Tucked into the $388 billion budget measure just approved
by the House and Senate is a sweeping provision that has
nothing to do with the task Congress had at hand -
providing money for the government. In essence, it tells
health care companies, hospitals and insurance companies
they are free to ignore Roe v. Wade and state and local
laws and regulations currently on the books to make certain
that women's access to reproductive health services
includes access to abortion.

It remains to be seen exactly how the measure will work in
practice. But the intention, plainly, is to curtail further
already dwindling access to abortion and even to counseling
that mentions abortion as a legal option. It denies federal
financing to government agencies that "discriminate"
against health care providers who choose for any reason to
disregard state mandates to offer abortion-related
services. This represents a vast expansion of the
"conscience protection" that federal law currently gives to
individual doctors who do not want to undergo abortion
training.

The affront to women's rights, moreover, should not obscure
the serious threat to the First Amendment involved in
enacting what is likely to evolve into a domestic "gag
rule" as, one by one, health care providers order doctors
they employ not to provide patients with information about
the abortion option.
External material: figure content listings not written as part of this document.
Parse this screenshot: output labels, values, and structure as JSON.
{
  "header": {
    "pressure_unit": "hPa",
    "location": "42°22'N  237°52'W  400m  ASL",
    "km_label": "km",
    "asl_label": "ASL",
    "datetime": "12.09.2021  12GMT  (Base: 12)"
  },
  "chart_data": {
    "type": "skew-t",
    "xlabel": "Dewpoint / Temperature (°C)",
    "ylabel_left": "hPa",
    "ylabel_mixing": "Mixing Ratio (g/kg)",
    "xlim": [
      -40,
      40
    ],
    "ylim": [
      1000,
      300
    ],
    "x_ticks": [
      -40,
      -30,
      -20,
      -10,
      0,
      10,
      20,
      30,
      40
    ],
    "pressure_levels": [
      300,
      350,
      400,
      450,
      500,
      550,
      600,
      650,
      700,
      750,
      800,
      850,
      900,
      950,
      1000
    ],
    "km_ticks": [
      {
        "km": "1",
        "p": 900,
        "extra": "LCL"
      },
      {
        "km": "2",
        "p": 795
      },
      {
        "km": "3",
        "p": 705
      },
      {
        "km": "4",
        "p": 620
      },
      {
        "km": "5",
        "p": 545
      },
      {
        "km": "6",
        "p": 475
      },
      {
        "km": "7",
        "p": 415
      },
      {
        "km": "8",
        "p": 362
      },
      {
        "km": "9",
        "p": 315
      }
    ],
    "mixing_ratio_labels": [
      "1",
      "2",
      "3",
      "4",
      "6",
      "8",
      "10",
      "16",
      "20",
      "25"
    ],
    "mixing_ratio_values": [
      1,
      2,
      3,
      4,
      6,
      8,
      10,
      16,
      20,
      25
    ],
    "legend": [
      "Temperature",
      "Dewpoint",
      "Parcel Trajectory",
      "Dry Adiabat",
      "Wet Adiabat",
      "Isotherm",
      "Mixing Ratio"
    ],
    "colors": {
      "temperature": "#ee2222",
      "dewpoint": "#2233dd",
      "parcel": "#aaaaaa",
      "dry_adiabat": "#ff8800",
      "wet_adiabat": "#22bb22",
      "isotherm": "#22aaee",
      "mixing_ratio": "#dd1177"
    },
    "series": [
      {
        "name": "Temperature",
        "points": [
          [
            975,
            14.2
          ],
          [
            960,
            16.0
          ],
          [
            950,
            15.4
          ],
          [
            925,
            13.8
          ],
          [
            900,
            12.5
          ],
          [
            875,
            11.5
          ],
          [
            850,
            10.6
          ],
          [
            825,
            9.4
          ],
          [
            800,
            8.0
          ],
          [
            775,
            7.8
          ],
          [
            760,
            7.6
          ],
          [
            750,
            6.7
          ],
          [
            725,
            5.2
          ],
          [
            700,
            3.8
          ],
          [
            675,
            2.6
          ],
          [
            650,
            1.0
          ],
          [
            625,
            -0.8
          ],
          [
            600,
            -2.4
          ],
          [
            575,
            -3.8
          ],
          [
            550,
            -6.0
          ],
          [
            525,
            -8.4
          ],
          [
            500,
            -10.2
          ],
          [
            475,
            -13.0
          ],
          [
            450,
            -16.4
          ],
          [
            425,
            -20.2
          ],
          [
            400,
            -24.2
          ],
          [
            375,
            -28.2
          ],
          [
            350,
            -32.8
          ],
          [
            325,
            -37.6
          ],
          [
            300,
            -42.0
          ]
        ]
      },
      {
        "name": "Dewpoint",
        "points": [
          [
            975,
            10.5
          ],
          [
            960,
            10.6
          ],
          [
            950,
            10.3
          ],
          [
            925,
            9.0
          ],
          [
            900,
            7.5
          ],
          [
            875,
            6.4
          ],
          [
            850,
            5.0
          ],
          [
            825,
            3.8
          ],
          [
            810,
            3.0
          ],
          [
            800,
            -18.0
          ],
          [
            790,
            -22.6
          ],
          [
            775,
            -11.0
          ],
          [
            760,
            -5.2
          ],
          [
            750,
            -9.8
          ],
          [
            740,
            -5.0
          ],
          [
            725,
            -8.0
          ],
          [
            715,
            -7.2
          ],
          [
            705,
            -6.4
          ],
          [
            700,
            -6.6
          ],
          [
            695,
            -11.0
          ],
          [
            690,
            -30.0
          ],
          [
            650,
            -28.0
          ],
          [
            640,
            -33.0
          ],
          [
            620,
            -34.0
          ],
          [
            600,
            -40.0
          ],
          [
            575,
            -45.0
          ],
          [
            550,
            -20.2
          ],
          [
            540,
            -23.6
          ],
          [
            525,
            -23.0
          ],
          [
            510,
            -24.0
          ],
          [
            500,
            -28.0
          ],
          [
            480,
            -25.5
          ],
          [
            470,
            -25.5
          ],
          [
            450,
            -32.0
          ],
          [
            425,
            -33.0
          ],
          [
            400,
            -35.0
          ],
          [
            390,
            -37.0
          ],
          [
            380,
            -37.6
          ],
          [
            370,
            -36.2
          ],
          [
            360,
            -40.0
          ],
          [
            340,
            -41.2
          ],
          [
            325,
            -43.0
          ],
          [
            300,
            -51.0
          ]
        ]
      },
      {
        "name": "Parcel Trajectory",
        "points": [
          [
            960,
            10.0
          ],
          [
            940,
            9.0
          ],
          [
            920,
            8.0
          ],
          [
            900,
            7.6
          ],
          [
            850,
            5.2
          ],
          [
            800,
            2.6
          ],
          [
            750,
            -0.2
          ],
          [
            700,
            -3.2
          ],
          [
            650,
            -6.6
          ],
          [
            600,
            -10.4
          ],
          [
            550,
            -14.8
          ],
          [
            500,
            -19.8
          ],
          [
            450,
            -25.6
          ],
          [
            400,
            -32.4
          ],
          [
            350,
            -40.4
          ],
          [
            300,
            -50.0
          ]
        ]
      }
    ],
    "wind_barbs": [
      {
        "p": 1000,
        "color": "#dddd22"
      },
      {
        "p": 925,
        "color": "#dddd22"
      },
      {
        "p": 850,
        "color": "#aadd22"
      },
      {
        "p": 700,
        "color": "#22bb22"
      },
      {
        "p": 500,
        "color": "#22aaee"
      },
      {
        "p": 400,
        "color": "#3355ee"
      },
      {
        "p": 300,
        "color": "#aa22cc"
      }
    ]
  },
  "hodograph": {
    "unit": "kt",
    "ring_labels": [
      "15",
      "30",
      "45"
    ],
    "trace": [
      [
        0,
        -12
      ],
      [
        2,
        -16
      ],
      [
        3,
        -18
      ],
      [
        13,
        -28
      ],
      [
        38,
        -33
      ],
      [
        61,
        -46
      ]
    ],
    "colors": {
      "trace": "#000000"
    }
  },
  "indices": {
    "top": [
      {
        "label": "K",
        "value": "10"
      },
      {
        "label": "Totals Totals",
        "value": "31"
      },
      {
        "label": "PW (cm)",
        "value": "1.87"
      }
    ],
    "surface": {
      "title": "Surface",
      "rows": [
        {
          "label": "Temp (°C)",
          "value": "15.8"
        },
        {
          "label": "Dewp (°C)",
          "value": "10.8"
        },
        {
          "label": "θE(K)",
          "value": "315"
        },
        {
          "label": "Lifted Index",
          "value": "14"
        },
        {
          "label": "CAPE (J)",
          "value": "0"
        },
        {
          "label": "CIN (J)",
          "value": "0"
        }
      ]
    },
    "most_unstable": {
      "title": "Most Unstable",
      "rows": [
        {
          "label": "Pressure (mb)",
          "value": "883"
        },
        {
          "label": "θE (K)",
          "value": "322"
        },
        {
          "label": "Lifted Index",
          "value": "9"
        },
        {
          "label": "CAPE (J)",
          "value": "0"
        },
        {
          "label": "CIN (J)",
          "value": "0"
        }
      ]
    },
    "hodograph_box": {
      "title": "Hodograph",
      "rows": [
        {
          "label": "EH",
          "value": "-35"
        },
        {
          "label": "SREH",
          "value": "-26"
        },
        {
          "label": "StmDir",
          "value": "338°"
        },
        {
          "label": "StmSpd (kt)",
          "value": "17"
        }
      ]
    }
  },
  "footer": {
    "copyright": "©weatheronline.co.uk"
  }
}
This echoes the way Mr. Bush reimposed
a blanket Reagan-era gag rule for providers of reproductive
health services abroad on his first full day in office back
in 2001.

Unfortunately, vocal opposition from Democrats and a
handful of Republican moderates was not enough to stop the
pernicious assault on the rights of millions of women from
becoming law in the rush to pass the spending bill. At
least Senator Barbara Boxer, Democrat of California, won a
promise from the Senate majority leader, Bill Frist, to
permit a direct vote on a bill repealing this measure not
long into the new Congressional session. In the meantime,
Americans, and American women in particular, are officially
on notice that post-election, the Republican war on
reproductive rights has entered an ominous new phase.